Возможно, смотря за структурой формы, обозначенной в отечественной схеме, ход за шагом продемонстрировать, что все искусные прыжки рассказа имеют в конечном итоге одну цель — погасить, стереть с лица земли то яркое чувство, которое исходит на нас от этих событий, и перевоплотить, претворить его в какое?то второе, совсем обратное и противоположное первому.

Данный закон уничтожения формой содержания возможно весьма легко иллюстрировать кроме того на построении отдельных сцен, отдельных эпизодов, отдельных обстановок. Вот, к примеру, в каком необычном сцеплении определим мы об убийстве Оли Мещерской. Мы уже были вместе с автором на ее могиле, мы только что определили из беседы с начальницей о ее падении, только что была назвала первый раз фамилия Малютина, — «а через месяц затем беседы казачий офицер, некрасивый и плебейского вида, не имевший ровно ничего общего с тем кругом, к которому принадлежала Оля Мещерская, убил ее на платформе вокзала, среди громадной толпы народа, только что прибывшей с поездом». Стоит приглядеться к структуре одной лишь данной фразы, чтобы открыть решительно всю телеологию стиля этого рассказа. Обратите внимание на то, как затеряно самое основное слово в нагромождении обставивших его со всех сторон описаний, как словно бы посторонних, второстепенных и не ответственных; как затеривается слово «убил», самое ужасное и ужасное слово всего рассказа, а не только данной фразы, как затеривается оно где?то на склоне между долгим, спокойным, ровным описанием казачьего офицера и описанием платформы, громадной толпы народа и только что прибывшего поезда. Мы не совершим ошибку, в случае если скажем, что самая структура данной фразы заглушает данный ужасный выстрел, лишает его силы и превращает в какой?то практически мимический символ, в какое?то чуть заметное перемещение мыслей, в то время, когда вся эмоциональная окраска этого события погашена, оттеснена, стёрта с лица земли. Либо обратите внимание на то, как мы определим в первоначальный раз о падении Оли Мещерской: в комфортном кабинете начальницы, где пахнет свежими ландышами и теплом блестящей голландки, среди выговора о причёске и дорогих туфельках. И снова ужасное либо, как говорит сам создатель, «немыслимое, ошеломившее начальницу признание» описывается так: В этот самый момент Мещерская, не теряя спокойствия и простоты, внезапно культурно перебила ее:

— Простите, madame, вы ошибаетесь: я дама. И виноват в этом — понимаете кто? сосед и Друг папы, а ваш брат, Алексей Михайлович Малютин. Это произошло прошлым летом, в деревне…

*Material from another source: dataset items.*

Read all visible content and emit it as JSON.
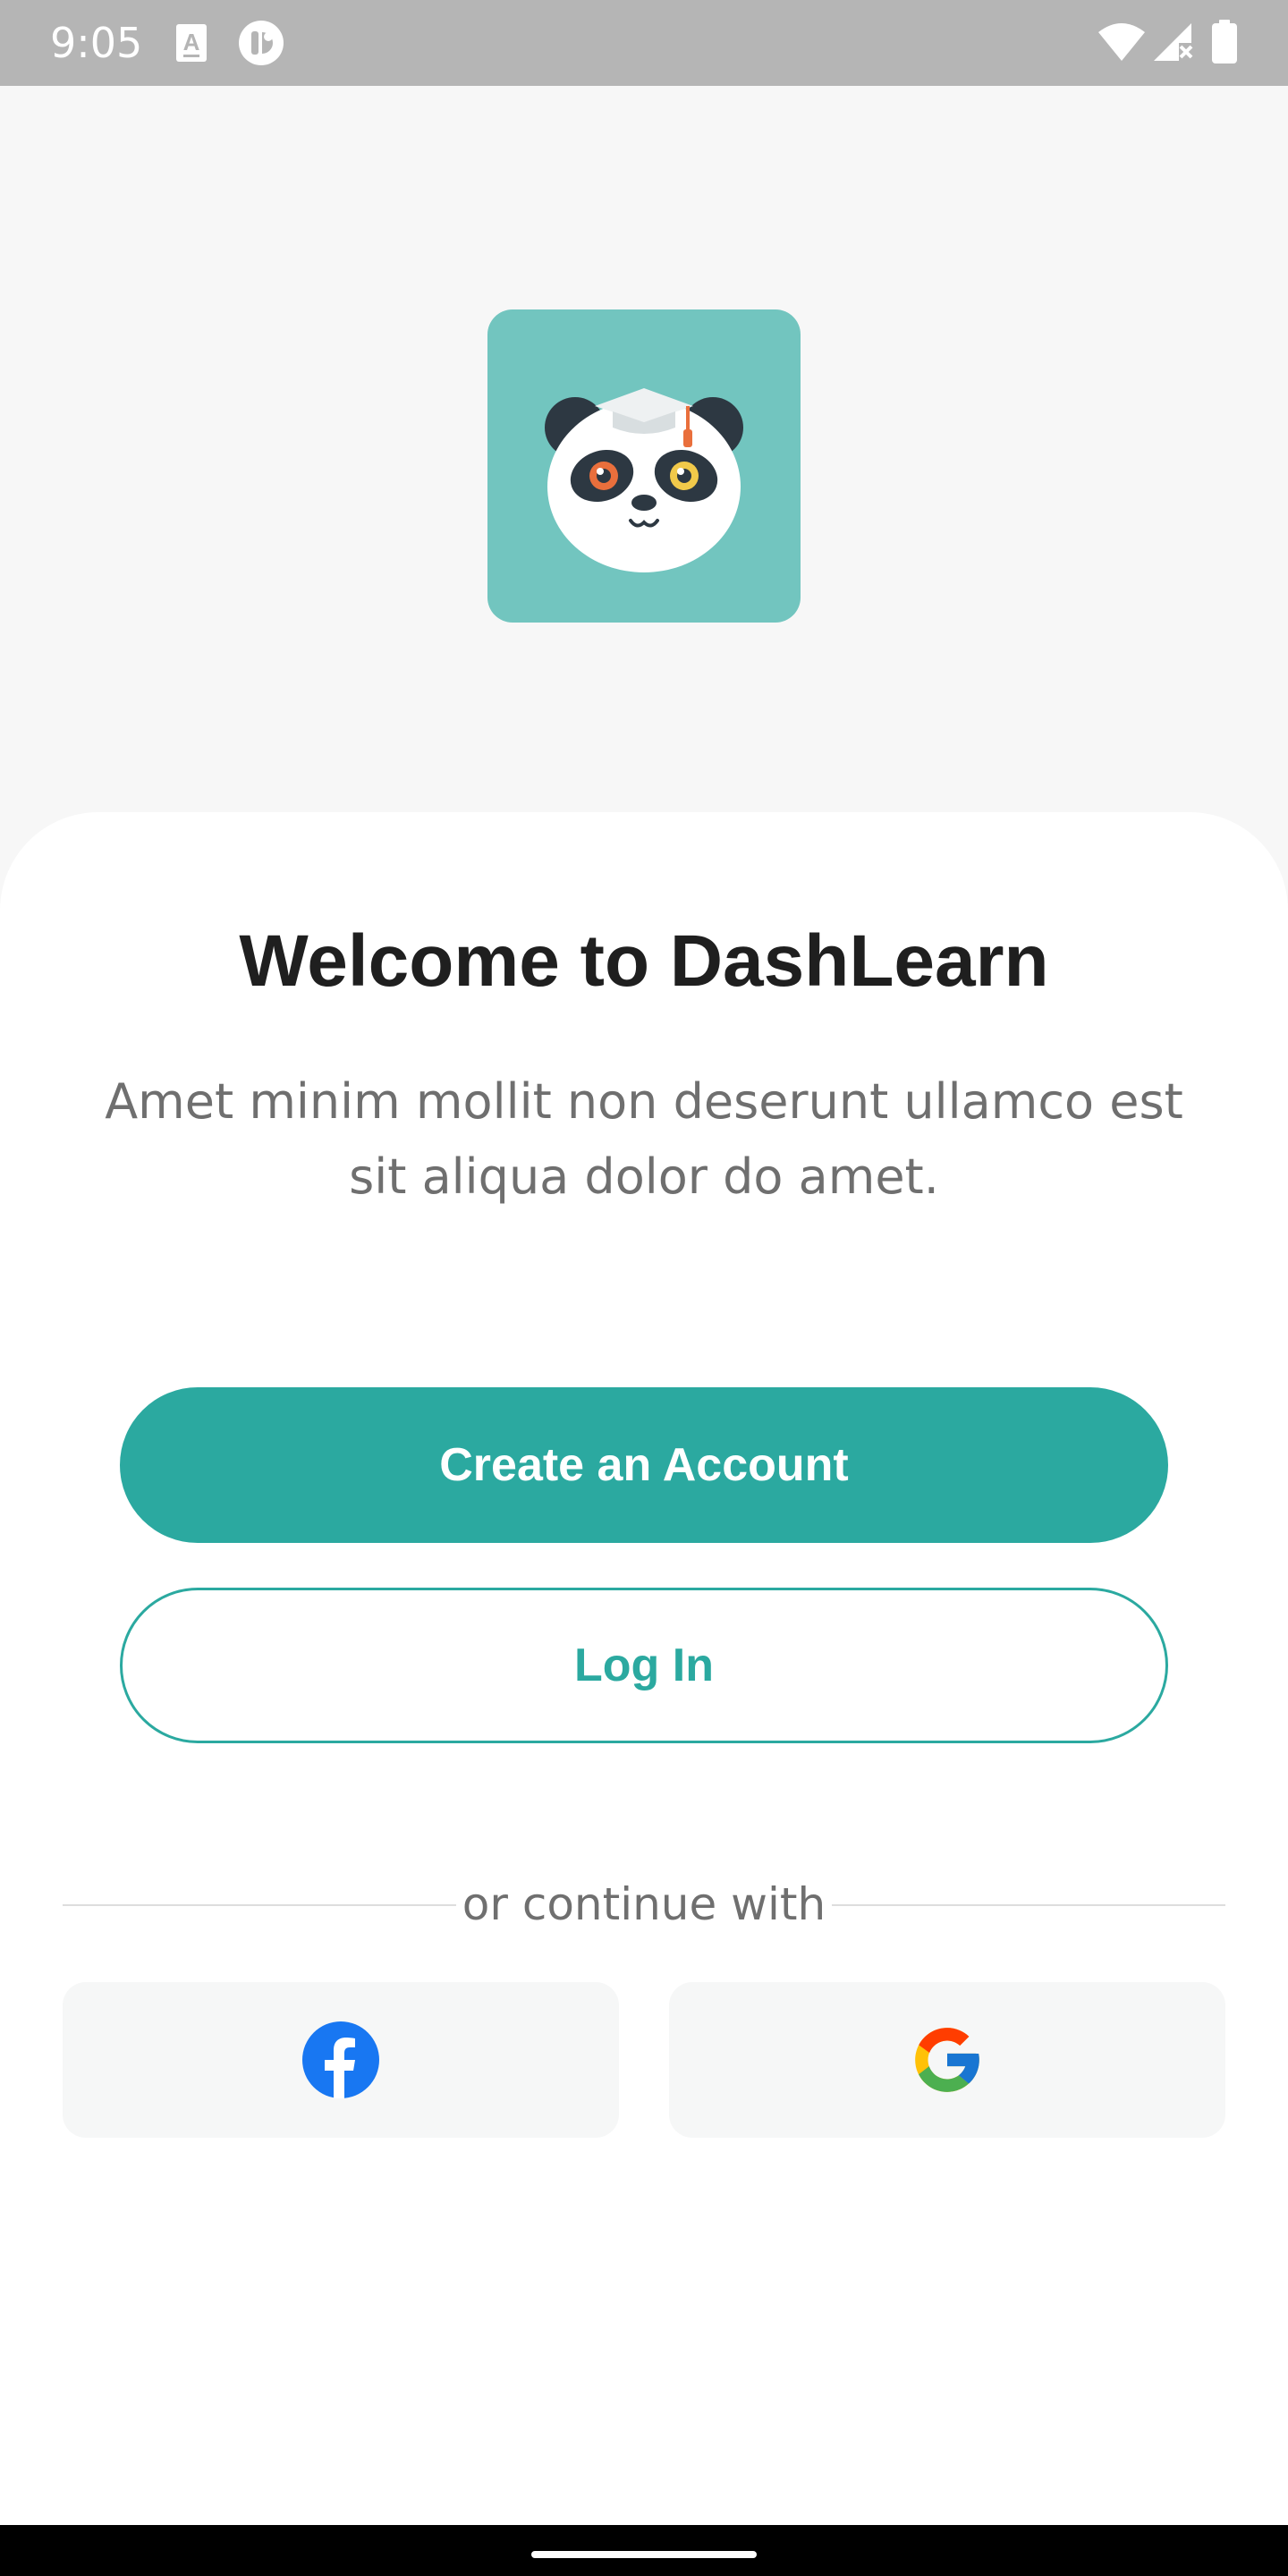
{
  "status_bar": {
    "time": "9:05",
    "left_icons": [
      "text-a-icon",
      "app-notification-icon"
    ],
    "right_icons": [
      "wifi-icon",
      "cell-signal-off-icon",
      "battery-icon"
    ]
  },
  "logo": {
    "icon": "panda-graduate-icon",
    "background": "#72c5bf"
  },
  "welcome": {
    "title": "Welcome to DashLearn",
    "subtitle": "Amet minim mollit non deserunt ullamco est sit aliqua dolor do amet."
  },
  "actions": {
    "create_account_label": "Create an Account",
    "login_label": "Log In",
    "accent_color": "#2ba9a0"
  },
  "social": {
    "divider_label": "or continue with",
    "providers": [
      {
        "name": "facebook",
        "icon": "facebook-icon"
      },
      {
        "name": "google",
        "icon": "google-icon"
      }
    ]
  }
}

Выстрел поведан как маленькая подробность описания только что прибывшего поезда, тут — ошеломляющее признание сказано как маленькая подробность беседы о туфельках и о прическе; и самая эта обстоятельность — «сосед и друг папы, а ваш брат, Алексей Михайлович Малютин», — само собой разумеется, не имеет другого значения, как погасить, стереть с лица земли ошеломленность и невероятность этого признания. И вместе с тем создатель на данный момент же подчеркивает и другую, настоящую сторону и признания и выстрела. И в самой сцене на кладбище создатель снова именует настоящими словами жизненный суть событий и говорит об удивлении классной женщины, которая никак не имеет возможности осознать, как совместить с этим чистым взором то страшное , что соединено сейчас с именем Оли Мещерской? Это страшное , что соединено с именем Оли Мещерской, дано в рассказе все время, ход за шагом, его ужасность не преуменьшена нисколько, но самого впечатления страшного рассказ не создаёт на нас, это страшное переживается нами в каком?то совсем втором эмоции, и самый данный рассказ об страшном из-за чего?то носит необычное наименование «легкого дыхания», и из-за чего?то все пронизано дыханием холодной и узкой весны.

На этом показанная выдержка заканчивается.